Though, he said, “stereotypically speaking, feminists can’t take a joke,” he added, “I’ve read some blogs that have made me enlightened to things I didn’t know. This woman said how rape is something that polices women’s lives. They have a narrow corridor, they can’t go out at night, they can’t go to certain neighborhoods. That’s part of me now, but I can still enjoy a good rape joke.”
The comic had previously been hailed as an example of how to do a proper rape joke. One of them involves him going back in time and raping Hitler in hopes that Der Fuehrer would have been forever altered as a person and the Holocaust would never have happened; the other involves the comedian’s disgust with a woman who apparently wanted him to act out a rape scenario on a first date, but didn’t want to tell him. (The comic also has a more subversive and potentially problematic rape joke. In the bit that follows his Hitler-rape joke, he says: “I’m not condoning rape, obviously you should never rape anyone … unless you have a reason, like you want to fuck somebody and they won’t let you.”)
The rape joke is not going to go away anytime soon, and judging from recent incidents, neither is the debate over them. In the Vanity Fair comedy issue, the magazine printed a poll that showed that men were more upset than women over rape jokes. And surprisingly, when contacted for comment for this article, several female comics turned down interview requests because the subject matter was too touchy.
A few weeks ago, controversial cartoonist Matthew Inman, who draws under the nom de plume of The Oatmeal, joined the rape-joke fracas. In a cartoon titled “The delicate relationship I have with my keyboard,” the ending panel featured the character pounding away at the F5 key, dubbed a “rape victim,” with the caption: “I MUST VIOLATE YOU OVER AND OVER AND OVER AND OVER AGAIN!”
Faster than you could say “angry feminists,” a hoard of angry feminists jumped on the artist, who at first issued a defensive post, then wrote a more humble apology in place of the panel. When contacted by email, Inman once again apologized but declined to be interviewed. “I made a bad joke, people got upset, I apologized, and now I’m moving on to (hopefully) bigger and better jokes,” he wrote. “I made the assumption that if you made a joke using the word ‘rape’ but it was attached to an inanimate object, such as a keyboard, it would neutralize the offensiveness of the word. I thought I’d made a keyboard joke, not a rape joke. I was wrong.”
Jeselnik is no stranger to rape-joke controversy, either. He’d made the news last year for having three rape jokes cut from his act—at Comedy Central’s Charlie Sheen roast—about convicted rapist Mike Tyson who was also there. “It was basically calling him out as a rapist,” he said. “They were like, ‘No no, you can’t do that.’ Otherwise Mike wouldn’t have shown up.’ I thought, ‘This is the place, certainly.’ People wouldn’t have gotten offended by that because we were basically making fun of an actual rapist and calling it out.”
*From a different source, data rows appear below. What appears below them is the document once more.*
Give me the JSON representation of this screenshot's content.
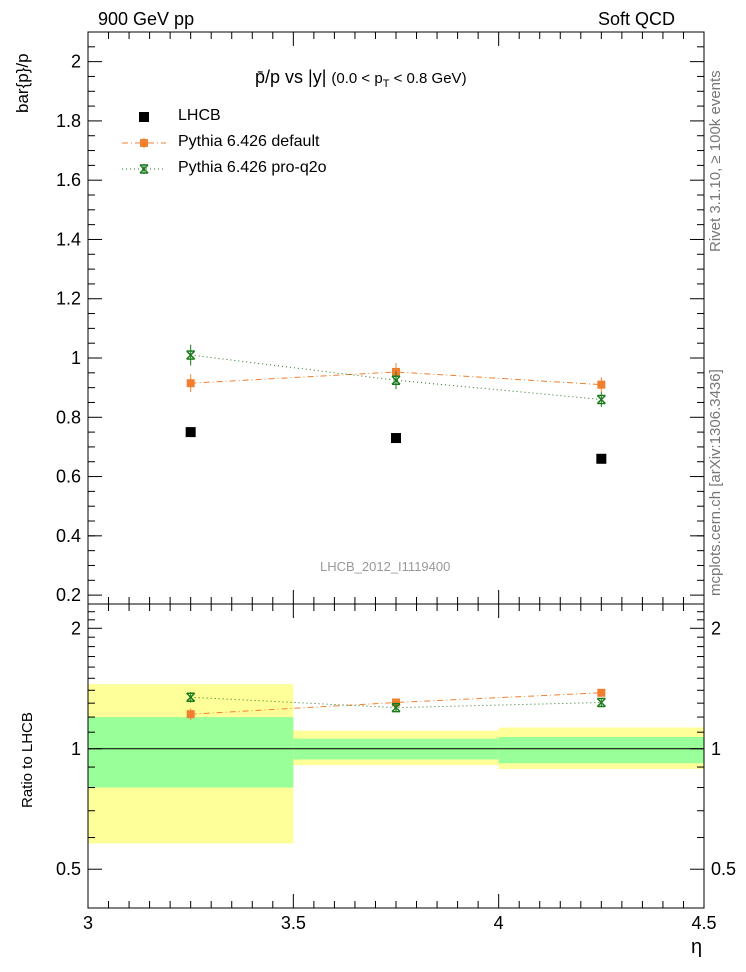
{
  "header": {
    "left": "900 GeV pp",
    "right": "Soft QCD"
  },
  "side_labels": {
    "rivet": "Rivet 3.1.10, ≥ 100k events",
    "mcplots": "mcplots.cern.ch [arXiv:1306.3436]"
  },
  "plot_title": {
    "main": "p̄/p vs |y|",
    "range_prefix": "(0.0 < p",
    "range_sub": "T",
    "range_suffix": " < 0.8 GeV)"
  },
  "watermark": "LHCB_2012_I1119400",
  "legend": {
    "items": [
      {
        "label": "LHCB",
        "color": "#000000"
      },
      {
        "label": "Pythia 6.426 default",
        "color": "#f08030"
      },
      {
        "label": "Pythia 6.426 pro-q2o",
        "color": "#1a7a1a"
      }
    ]
  },
  "chart_data": [
    {
      "type": "scatter",
      "title": "p̄/p vs |y| (0.0 < pT < 0.8 GeV)",
      "xlabel": "η",
      "ylabel": "bar{p}/p",
      "xlim": [
        3.0,
        4.5
      ],
      "ylim": [
        0.17,
        2.1
      ],
      "yticks": [
        0.2,
        0.4,
        0.6,
        0.8,
        1.0,
        1.2,
        1.4,
        1.6,
        1.8,
        2.0
      ],
      "ytick_labels": [
        "0.2",
        "0.4",
        "0.6",
        "0.8",
        "1",
        "1.2",
        "1.4",
        "1.6",
        "1.8",
        "2"
      ],
      "series": [
        {
          "name": "LHCB",
          "color": "#000000",
          "marker": "square",
          "x": [
            3.25,
            3.75,
            4.25
          ],
          "y": [
            0.75,
            0.73,
            0.66
          ],
          "yerr": [
            0.0,
            0.0,
            0.0
          ]
        },
        {
          "name": "Pythia 6.426 default",
          "color": "#f08030",
          "marker": "square-small",
          "line": "dashdot",
          "x": [
            3.25,
            3.75,
            4.25
          ],
          "y": [
            0.915,
            0.953,
            0.91
          ],
          "yerr": [
            0.03,
            0.03,
            0.025
          ]
        },
        {
          "name": "Pythia 6.426 pro-q2o",
          "color": "#1a7a1a",
          "marker": "star",
          "line": "dotted",
          "x": [
            3.25,
            3.75,
            4.25
          ],
          "y": [
            1.01,
            0.925,
            0.86
          ],
          "yerr": [
            0.035,
            0.03,
            0.025
          ]
        }
      ]
    },
    {
      "type": "scatter",
      "title": "Ratio to LHCB",
      "xlabel": "η",
      "ylabel": "Ratio to LHCB",
      "xlim": [
        3.0,
        4.5
      ],
      "ylim": [
        0.4,
        2.3
      ],
      "yscale": "log",
      "yticks": [
        0.5,
        1,
        2
      ],
      "ytick_labels": [
        "0.5",
        "1",
        "2"
      ],
      "xticks": [
        3.0,
        3.5,
        4.0,
        4.5
      ],
      "xtick_labels": [
        "3",
        "3.5",
        "4",
        "4.5"
      ],
      "bands": [
        {
          "x0": 3.0,
          "x1": 3.5,
          "yellow": [
            0.58,
            1.45
          ],
          "green": [
            0.8,
            1.2
          ]
        },
        {
          "x0": 3.5,
          "x1": 4.0,
          "yellow": [
            0.91,
            1.11
          ],
          "green": [
            0.94,
            1.06
          ]
        },
        {
          "x0": 4.0,
          "x1": 4.5,
          "yellow": [
            0.89,
            1.13
          ],
          "green": [
            0.92,
            1.07
          ]
        }
      ],
      "series": [
        {
          "name": "Pythia 6.426 default",
          "color": "#f08030",
          "marker": "square-small",
          "line": "dashdot",
          "x": [
            3.25,
            3.75,
            4.25
          ],
          "y": [
            1.22,
            1.305,
            1.38
          ],
          "yerr": [
            0.04,
            0.02,
            0.02
          ]
        },
        {
          "name": "Pythia 6.426 pro-q2o",
          "color": "#1a7a1a",
          "marker": "star",
          "line": "dotted",
          "x": [
            3.25,
            3.75,
            4.25
          ],
          "y": [
            1.345,
            1.267,
            1.305
          ],
          "yerr": [
            0.04,
            0.03,
            0.03
          ]
        }
      ]
    }
  ]
}
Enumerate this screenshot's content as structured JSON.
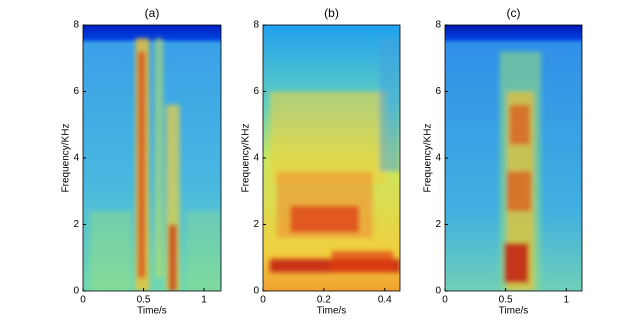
{
  "chart_data": [
    {
      "type": "spectrogram",
      "title": "(a)",
      "xlabel": "Time/s",
      "ylabel": "Frequency/KHz",
      "xlim": [
        0,
        1.14
      ],
      "ylim": [
        0,
        8
      ],
      "xticks": [
        0,
        0.5,
        1
      ],
      "yticks": [
        0,
        2,
        4,
        6,
        8
      ]
    },
    {
      "type": "spectrogram",
      "title": "(b)",
      "xlabel": "Time/s",
      "ylabel": "Frequency/KHz",
      "xlim": [
        0,
        0.45
      ],
      "ylim": [
        0,
        8
      ],
      "xticks": [
        0,
        0.2,
        0.4
      ],
      "yticks": [
        0,
        2,
        4,
        6,
        8
      ]
    },
    {
      "type": "spectrogram",
      "title": "(c)",
      "xlabel": "Time/s",
      "ylabel": "Frequency/KHz",
      "xlim": [
        0,
        1.13
      ],
      "ylim": [
        0,
        8
      ],
      "xticks": [
        0,
        0.5,
        1
      ],
      "yticks": [
        0,
        2,
        4,
        6,
        8
      ]
    }
  ]
}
And when Jeselnik’s Comedy Central standup special, Caligula, airs on Jan. 13, viewers will hear a bunch of rape jokes, but he doesn’t think they’ll get upset. “At the time I recorded the special it was before the Tosh thing happened, and I thought, ‘Oh, this is going to cause a stir,’ and now I think people are kind of over it. Enough people have yelled and had their say.”
Perhaps. But even if they do get upset, don’t expect rape jokes to disappear. “The attractive thing about rape to comedians is that it’s untouchable,” said Jeselnik. “It’s very high fruit on the tree. A lot of people think you shouldn’t talk about it, and that’s always going to be attractive to comics,” he added. “And that’s why rape jokes will never stop.”